Pertumbuhan ini ditopang oleh sektor industri pengolahan yang naik 6,96 persen, sektor pertambangan dan penggalian 24,21 persen, serta konstruksi 7,75 persen. "Sektor perdagangan besar dan eceran juga mencatat kenaikan 2,91 persen, menunjukkan geliat ekonomi yang makin kuat di tengah kinerja ekspor dan aktivitas migas di Natuna," ujar Adidoyo Prakoso, Kamis (7/8/2025).

Adidoyo menjelaskan, konsumsi rumah tangga turut berkontribusi terhadap pertumbuhan, khususnya karena momen Hari Besar Keagamaan Nasional (HBKN) dan long weekend yang mendorong sektor pariwisata.

Dari sisi pengeluaran, investasi menjadi motor utama. Pembentukan Modal Tetap Bruto (PMTB) naik 8,70 persen, diikuti ekspor 3,57 persen. Investasi di kawasan ekonomi khusus (KEK) dan Proyek Strategis Nasional (PSN) menjadi faktor pendukung utama, termasuk proyek KEK Kesehatan Internasional, Terminal 2 Bandara Hang Nadim, serta ruas jalan prioritas.

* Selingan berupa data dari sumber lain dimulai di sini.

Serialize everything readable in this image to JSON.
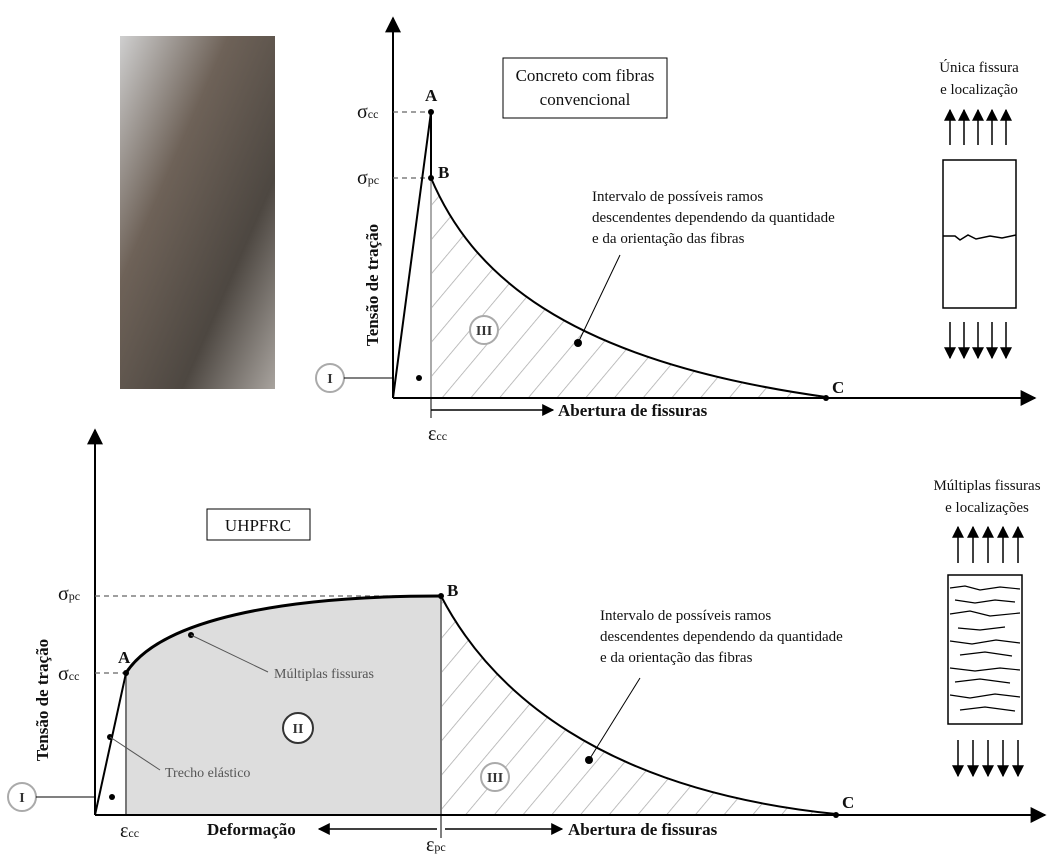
{
  "top": {
    "box": [
      "Concreto com fibras",
      "convencional"
    ],
    "y_label": "Tensão de tração",
    "x_label": "Abertura de fissuras",
    "points": [
      "A",
      "B",
      "C"
    ],
    "sigma_cc": {
      "symbol": "σ",
      "sub": "cc"
    },
    "sigma_pc": {
      "symbol": "σ",
      "sub": "pc"
    },
    "epsilon_cc": {
      "symbol": "ε",
      "sub": "cc"
    },
    "regions": [
      "I",
      "III"
    ],
    "note": [
      "Intervalo de possíveis ramos",
      "descendentes dependendo da quantidade",
      "e da orientação das fibras"
    ],
    "specimen": [
      "Única fissura",
      "e localização"
    ]
  },
  "bottom": {
    "box": "UHPFRC",
    "y_label": "Tensão de tração",
    "x_label_left": "Deformação",
    "x_label_right": "Abertura de fissuras",
    "points": [
      "A",
      "B",
      "C"
    ],
    "sigma_pc": {
      "symbol": "σ",
      "sub": "pc"
    },
    "sigma_cc": {
      "symbol": "σ",
      "sub": "cc"
    },
    "epsilon_cc": {
      "symbol": "ε",
      "sub": "cc"
    },
    "epsilon_pc": {
      "symbol": "ε",
      "sub": "pc"
    },
    "regions": [
      "I",
      "II",
      "III"
    ],
    "multiple_cracks": "Múltiplas fissuras",
    "elastic": "Trecho elástico",
    "note": [
      "Intervalo de possíveis ramos",
      "descendentes dependendo da quantidade",
      "e da orientação das fibras"
    ],
    "specimen": [
      "Múltiplas fissuras",
      "e localizações"
    ]
  }
}
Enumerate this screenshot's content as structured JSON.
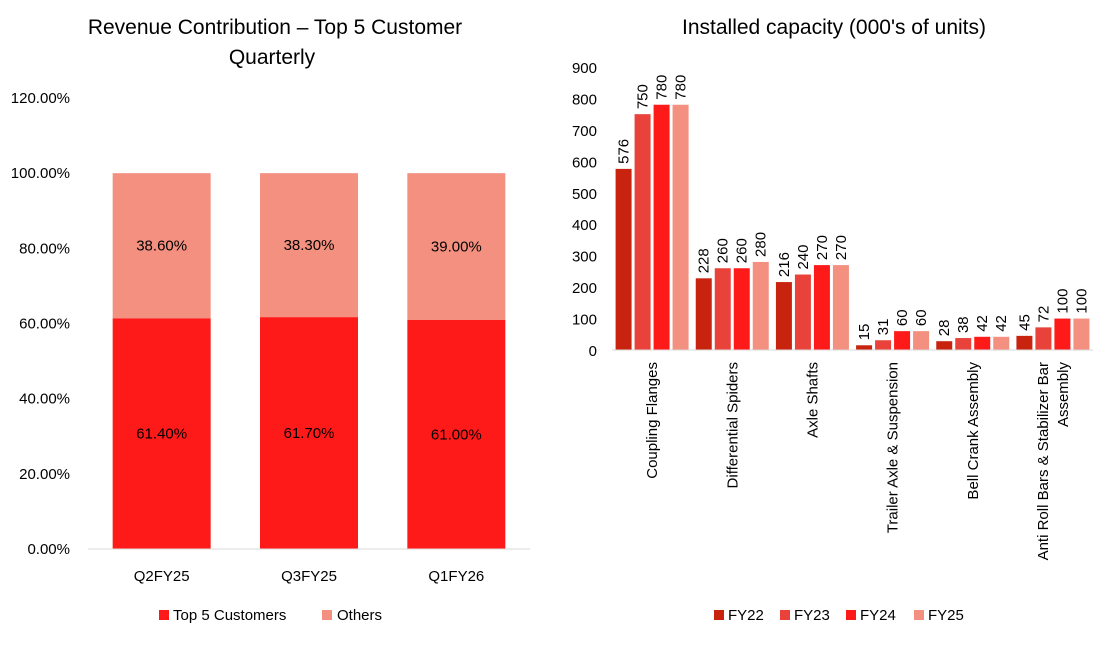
{
  "chart_data": [
    {
      "type": "bar",
      "stacked": true,
      "title_lines": [
        "Revenue Contribution – Top 5  Customer",
        "Quarterly"
      ],
      "categories": [
        "Q2FY25",
        "Q3FY25",
        "Q1FY26"
      ],
      "series": [
        {
          "name": "Top 5 Customers",
          "color": "#FF1A1A",
          "values": [
            61.4,
            61.7,
            61.0
          ],
          "labels": [
            "61.40%",
            "61.70%",
            "61.00%"
          ]
        },
        {
          "name": "Others",
          "color": "#F4907F",
          "values": [
            38.6,
            38.3,
            39.0
          ],
          "labels": [
            "38.60%",
            "38.30%",
            "39.00%"
          ]
        }
      ],
      "ylim": [
        0,
        120
      ],
      "yticks": [
        0,
        20,
        40,
        60,
        80,
        100,
        120
      ],
      "ytick_labels": [
        "0.00%",
        "20.00%",
        "40.00%",
        "60.00%",
        "80.00%",
        "100.00%",
        "120.00%"
      ],
      "legend_position": "bottom"
    },
    {
      "type": "bar",
      "title": "Installed capacity (000's of units)",
      "categories": [
        "Coupling Flanges",
        "Differential Spiders",
        "Axle Shafts",
        "Trailer Axle & Suspension",
        "Bell Crank Assembly",
        "Anti Roll Bars & Stabilizer Bar Assembly"
      ],
      "category_lines": [
        [
          "Coupling Flanges"
        ],
        [
          "Differential Spiders"
        ],
        [
          "Axle Shafts"
        ],
        [
          "Trailer Axle & Suspension"
        ],
        [
          "Bell Crank Assembly"
        ],
        [
          "Anti Roll Bars & Stabilizer Bar",
          "Assembly"
        ]
      ],
      "series": [
        {
          "name": "FY22",
          "color": "#C8230F",
          "values": [
            576,
            228,
            216,
            15,
            28,
            45
          ]
        },
        {
          "name": "FY23",
          "color": "#E8423A",
          "values": [
            750,
            260,
            240,
            31,
            38,
            72
          ]
        },
        {
          "name": "FY24",
          "color": "#FF1A1A",
          "values": [
            780,
            260,
            270,
            60,
            42,
            100
          ]
        },
        {
          "name": "FY25",
          "color": "#F4907F",
          "values": [
            780,
            280,
            270,
            60,
            42,
            100
          ]
        }
      ],
      "ylim": [
        0,
        900
      ],
      "yticks": [
        0,
        100,
        200,
        300,
        400,
        500,
        600,
        700,
        800,
        900
      ],
      "legend_position": "bottom"
    }
  ]
}
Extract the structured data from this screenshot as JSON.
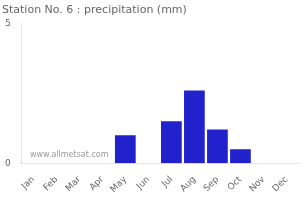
{
  "chart_data": {
    "type": "bar",
    "title": "Station No. 6 : precipitation (mm)",
    "categories": [
      "Jan",
      "Feb",
      "Mar",
      "Apr",
      "May",
      "Jun",
      "Jul",
      "Aug",
      "Sep",
      "Oct",
      "Nov",
      "Dec"
    ],
    "values": [
      0,
      0,
      0,
      0,
      1.0,
      0,
      1.5,
      2.6,
      1.2,
      0.5,
      0,
      0
    ],
    "color": "#2222cc",
    "ylim": [
      0,
      5
    ],
    "yticks": [
      0,
      5
    ],
    "grid": false,
    "annotation": "www.allmetsat.com"
  }
}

Di sisi lain, inflasi Kepri tetap terkendali. Indeks Harga Konsumen (IHK) pada Juli 2025 tercatat naik 0,19 persen (mtm) atau 1,97 persen (yoy). "Inflasi terutama dipicu oleh kelompok makanan dan minuman, namun kelompok lain seperti pakaian, perumahan, dan transportasi mengalami inflasi yang lebih rendah," terangnya.

Bank Indonesia mencatat, inflasi di Batam, Tanjungpinang, dan Karimun masing-masing masih dalam batas aman. Stabilitas ini ditopang oleh penguatan koordinasi pengendalian inflasi melalui TPID, pasar murah, dan peningkatan produksi pangan.

Adidoyo Prakoso, menambahkan, bahwa Kepri masih memiliki prospek pertumbuhan positif. Ini ditopang oleh berlanjutnya pembangunan KEK, geliat sektor pariwisata, serta potensi ekspor non-migas ke Thailand dan Kamboja.

"Bank Indonesia akan terus bersinergi dengan pemerintah daerah untuk menjaga inflasi tetap dalam rentang sasaran, serta mempercepat reformasi perizinan dan peningkatan insentif investasi," pungkasnya.